Out for a run yesterday, I listened to Act One of a deeply disturbing episode of This American Life. In New York, there’s apparently a place called the Rubber Room. Essentially, teachers report there when the board decides that they shouldn’t be in the classroom. Instead of firing teachers or even accusing them of anything, they are removed from the classroom and told to show up for their regular work hours to sit in a room. This happens to hundreds of teachers. The room is very loud. They are paid for their time. They wait for nothing.
Some teachers are there for months, others for years.
Of the teachers covered in the piece on This American Life, two stay in my mind. One threw a chair across the room and it accidentally hit a kid (listen at 12:19). That teacher should be let go.

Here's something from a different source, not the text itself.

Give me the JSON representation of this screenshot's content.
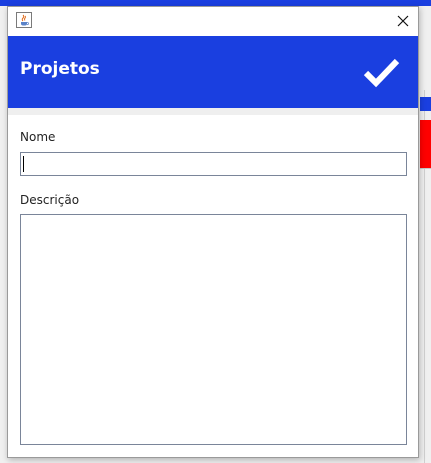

Another’s principal leveled an abuse charge because he let a swear word fly in a conversation with another teacher as he walked past an open eighth-grade classroom (listen at 14:30). That teacher should be brought back.
If the teacher really did abuse a kid, they wait. If the teacher didn’t do anything wrong, they wait. In either case, the actual issues that brought the teacher to the Rubber Room are not dealt with. So even though there is clearly a problem, it’s ignored.
Rubber Rooms are simply a way to avoid the difficulty of saying, “You should no longer be a teacher. Good-bye.” There’s an admission of a problem by the creation of Rubber Rooms, but there’s no solution provided by putting these people into a system that is basically a prison. I’m horrified at what Rubber Rooms suggest about the way my profession works.
1. Kevin Blissett says:
[5/29/2009 - 7:48 pm]
Unbelievable. This sounds medieval…and completely ineffective.